Experiments were limited to CV with ResNet/WRN/ViT. Validation on LLMs, diffusion models, and regression tasks is still needed.
For self-supervised learning, only SimCLR + ResNet-18 was tested; the sensitivity of \(\rho\) and \(\beta\) in large-scale SSL requires more systematic reporting.

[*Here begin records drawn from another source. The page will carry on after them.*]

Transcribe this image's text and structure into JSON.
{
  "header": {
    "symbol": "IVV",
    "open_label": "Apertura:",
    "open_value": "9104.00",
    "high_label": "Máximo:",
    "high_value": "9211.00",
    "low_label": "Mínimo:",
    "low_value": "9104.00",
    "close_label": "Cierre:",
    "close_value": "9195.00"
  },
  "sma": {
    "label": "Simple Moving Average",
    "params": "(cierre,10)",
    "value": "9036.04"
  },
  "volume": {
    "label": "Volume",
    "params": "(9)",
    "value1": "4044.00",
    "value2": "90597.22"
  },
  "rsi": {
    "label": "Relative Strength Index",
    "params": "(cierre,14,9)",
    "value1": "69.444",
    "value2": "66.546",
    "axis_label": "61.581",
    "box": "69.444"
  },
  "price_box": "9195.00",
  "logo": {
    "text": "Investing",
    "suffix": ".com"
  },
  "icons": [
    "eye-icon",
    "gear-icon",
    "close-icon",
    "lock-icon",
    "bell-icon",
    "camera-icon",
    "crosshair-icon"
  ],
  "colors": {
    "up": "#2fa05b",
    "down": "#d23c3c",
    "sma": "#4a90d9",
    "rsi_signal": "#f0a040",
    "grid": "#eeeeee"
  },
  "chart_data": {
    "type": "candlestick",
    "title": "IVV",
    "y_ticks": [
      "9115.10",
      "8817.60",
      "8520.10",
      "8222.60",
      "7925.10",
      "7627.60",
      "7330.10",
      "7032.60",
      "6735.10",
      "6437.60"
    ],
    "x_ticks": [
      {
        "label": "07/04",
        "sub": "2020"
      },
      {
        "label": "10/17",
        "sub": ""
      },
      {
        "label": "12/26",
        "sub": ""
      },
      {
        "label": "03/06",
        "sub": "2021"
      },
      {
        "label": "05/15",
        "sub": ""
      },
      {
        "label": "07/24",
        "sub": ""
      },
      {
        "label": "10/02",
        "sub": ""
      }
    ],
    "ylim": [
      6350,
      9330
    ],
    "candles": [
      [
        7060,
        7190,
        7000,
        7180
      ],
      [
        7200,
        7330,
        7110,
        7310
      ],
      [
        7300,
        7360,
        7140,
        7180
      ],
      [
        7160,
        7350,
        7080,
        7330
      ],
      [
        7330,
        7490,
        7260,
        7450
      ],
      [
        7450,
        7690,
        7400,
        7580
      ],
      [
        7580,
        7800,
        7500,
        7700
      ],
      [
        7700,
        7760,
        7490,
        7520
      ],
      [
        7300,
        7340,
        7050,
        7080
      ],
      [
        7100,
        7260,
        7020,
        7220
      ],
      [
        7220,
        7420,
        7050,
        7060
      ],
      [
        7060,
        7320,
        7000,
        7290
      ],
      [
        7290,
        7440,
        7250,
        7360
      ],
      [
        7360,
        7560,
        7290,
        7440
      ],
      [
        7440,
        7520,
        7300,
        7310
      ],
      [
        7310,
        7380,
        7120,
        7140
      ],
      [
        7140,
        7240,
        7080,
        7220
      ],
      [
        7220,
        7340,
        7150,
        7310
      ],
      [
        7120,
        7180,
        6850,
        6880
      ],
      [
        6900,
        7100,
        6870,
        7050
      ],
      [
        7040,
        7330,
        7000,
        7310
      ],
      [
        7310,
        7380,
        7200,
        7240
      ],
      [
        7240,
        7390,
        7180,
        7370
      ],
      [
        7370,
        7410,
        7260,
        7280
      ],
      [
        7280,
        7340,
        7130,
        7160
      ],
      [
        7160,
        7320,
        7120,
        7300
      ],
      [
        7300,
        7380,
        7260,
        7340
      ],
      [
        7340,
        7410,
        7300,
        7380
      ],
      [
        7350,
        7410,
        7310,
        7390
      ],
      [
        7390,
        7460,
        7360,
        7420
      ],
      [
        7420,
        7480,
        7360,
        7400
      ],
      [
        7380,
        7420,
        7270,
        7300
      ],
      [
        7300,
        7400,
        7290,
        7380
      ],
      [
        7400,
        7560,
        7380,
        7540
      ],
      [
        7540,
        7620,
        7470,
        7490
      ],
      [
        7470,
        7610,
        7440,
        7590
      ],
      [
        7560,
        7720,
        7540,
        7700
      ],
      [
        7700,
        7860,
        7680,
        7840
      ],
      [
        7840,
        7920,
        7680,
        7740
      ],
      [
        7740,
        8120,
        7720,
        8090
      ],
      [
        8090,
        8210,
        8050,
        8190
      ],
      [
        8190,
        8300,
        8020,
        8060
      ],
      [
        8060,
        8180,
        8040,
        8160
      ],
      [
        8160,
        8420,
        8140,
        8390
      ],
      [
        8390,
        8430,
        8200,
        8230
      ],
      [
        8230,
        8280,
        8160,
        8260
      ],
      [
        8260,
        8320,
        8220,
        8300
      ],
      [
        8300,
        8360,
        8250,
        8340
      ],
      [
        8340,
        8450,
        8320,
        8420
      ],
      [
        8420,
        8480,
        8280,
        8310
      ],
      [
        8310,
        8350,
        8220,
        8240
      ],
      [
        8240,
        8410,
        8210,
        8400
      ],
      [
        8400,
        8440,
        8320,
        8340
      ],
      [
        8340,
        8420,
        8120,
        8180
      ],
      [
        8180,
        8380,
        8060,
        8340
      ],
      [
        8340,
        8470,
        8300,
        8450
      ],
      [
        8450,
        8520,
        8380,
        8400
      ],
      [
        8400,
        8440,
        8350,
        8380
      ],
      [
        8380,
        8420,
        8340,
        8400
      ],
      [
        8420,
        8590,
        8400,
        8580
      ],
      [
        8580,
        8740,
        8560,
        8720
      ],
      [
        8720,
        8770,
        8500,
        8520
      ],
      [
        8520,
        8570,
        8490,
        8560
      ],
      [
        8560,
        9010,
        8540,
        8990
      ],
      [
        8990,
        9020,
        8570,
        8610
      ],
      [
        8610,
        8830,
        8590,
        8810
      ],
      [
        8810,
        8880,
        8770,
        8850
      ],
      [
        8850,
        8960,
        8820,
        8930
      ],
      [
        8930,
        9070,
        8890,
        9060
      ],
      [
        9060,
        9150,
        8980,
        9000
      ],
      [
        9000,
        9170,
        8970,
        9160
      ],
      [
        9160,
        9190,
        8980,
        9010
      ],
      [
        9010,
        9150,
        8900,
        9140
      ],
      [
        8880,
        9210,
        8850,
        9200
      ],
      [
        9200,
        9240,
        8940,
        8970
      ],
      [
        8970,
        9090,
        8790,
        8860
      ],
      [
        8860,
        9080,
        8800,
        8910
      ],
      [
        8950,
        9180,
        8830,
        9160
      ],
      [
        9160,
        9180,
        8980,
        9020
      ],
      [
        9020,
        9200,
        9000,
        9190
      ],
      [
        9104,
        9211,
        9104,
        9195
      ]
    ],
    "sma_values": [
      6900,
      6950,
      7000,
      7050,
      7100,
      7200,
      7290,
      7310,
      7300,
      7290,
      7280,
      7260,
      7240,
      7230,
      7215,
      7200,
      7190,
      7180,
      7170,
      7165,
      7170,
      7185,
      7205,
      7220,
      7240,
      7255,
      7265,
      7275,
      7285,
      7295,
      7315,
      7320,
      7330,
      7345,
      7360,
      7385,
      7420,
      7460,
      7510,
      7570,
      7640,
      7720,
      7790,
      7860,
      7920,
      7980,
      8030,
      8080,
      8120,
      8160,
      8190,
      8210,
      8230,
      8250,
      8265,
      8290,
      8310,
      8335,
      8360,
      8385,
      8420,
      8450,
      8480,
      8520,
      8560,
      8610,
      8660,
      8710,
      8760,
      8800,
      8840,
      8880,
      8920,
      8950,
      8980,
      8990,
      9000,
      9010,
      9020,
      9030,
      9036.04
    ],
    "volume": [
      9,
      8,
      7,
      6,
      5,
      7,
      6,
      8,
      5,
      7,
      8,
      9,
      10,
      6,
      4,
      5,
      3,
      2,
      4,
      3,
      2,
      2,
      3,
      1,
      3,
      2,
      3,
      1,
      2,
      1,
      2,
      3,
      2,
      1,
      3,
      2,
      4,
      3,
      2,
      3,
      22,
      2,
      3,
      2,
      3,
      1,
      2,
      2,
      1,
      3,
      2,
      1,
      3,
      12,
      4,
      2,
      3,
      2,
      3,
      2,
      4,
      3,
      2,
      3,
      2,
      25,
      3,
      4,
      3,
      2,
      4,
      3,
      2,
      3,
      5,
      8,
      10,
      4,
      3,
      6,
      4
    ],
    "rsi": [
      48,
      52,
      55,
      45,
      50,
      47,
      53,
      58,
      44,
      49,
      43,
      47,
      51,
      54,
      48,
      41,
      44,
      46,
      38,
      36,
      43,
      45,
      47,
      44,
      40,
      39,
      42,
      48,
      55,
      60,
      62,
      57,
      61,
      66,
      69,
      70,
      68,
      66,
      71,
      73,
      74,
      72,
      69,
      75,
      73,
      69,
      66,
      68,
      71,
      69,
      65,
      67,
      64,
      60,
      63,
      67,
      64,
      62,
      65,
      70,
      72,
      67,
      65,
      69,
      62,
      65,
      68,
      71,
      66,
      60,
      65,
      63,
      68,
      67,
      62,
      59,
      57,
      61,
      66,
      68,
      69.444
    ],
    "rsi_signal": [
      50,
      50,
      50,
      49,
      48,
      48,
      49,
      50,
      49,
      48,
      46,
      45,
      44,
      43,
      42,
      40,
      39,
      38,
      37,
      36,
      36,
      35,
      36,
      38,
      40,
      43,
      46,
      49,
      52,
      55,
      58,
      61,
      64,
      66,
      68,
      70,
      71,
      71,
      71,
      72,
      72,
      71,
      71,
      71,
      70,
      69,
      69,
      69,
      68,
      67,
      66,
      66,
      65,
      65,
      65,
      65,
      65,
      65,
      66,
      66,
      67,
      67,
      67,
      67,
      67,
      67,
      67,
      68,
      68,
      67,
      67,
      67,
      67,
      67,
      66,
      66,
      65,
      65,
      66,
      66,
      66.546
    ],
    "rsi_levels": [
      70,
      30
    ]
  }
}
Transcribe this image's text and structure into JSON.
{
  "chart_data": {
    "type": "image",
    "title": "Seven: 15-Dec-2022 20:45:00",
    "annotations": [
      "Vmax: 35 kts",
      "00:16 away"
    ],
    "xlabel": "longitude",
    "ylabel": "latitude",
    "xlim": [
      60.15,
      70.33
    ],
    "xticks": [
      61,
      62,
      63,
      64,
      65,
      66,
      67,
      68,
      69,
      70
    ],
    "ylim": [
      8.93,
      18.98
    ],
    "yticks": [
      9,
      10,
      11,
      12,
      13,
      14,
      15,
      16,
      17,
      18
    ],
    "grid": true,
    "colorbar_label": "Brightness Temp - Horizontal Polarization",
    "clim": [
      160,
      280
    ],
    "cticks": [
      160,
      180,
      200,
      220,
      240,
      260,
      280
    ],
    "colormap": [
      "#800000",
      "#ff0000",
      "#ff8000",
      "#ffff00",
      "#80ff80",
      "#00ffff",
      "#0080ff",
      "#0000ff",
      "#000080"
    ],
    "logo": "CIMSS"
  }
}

vs SAM (Foret et al., 2021): SAM computes gradients at the worst perturbation of the training loss, requiring \(y\). IAM computes \(L\) gradients at the worst KL perturbation point (IAM-S) or uses soft regularization (IAM-D), which is label-free.
vs ASAM (Kwon et al., 2021): ASAM addresses SAM's scale invariance via adaptive sharpness but still depends on training loss. IAM naturally achieves scale invariance through the output KL (softmax is invariant to linear reparameterization).
vs Johnson & Zhang (2023) Inconsistency: Their inconsistency involves training multiple models; this paper proves that under isotropic posterior assumptions, \(S_\rho\) is proportional to their conditional inconsistency, essentially compressing the multi-model measure into a differentiable single-model version.
vs Explicit Jacobian Regularization (Lee et al., 2023): They show that random noise projected onto the Jacobian column space becomes a meaningful perturbation. IAM's \(F(\theta)\varepsilon\) is an instantiation of this mechanism on the FIM principal axes.

Rating¶

Novelty: ⭐⭐⭐⭐ Clean perspective using KL expansion as output space sharpness for SSL, though individual components (FIM/SAM) are established.
Experimental Thoroughness: ⭐⭐⭐⭐ Covers CIFAR/ImageNet + Semi/Self-supervised; lacks LLMs/diffusion models.
Writing Quality: ⭐⭐⭐⭐ Clear theory and algorithm descriptions, though some figures are scattered.
Value: ⭐⭐⭐⭐ Immediate practical value for SSL as a plug-in regularizer and provides a new coordinate for sharpness generalization theory.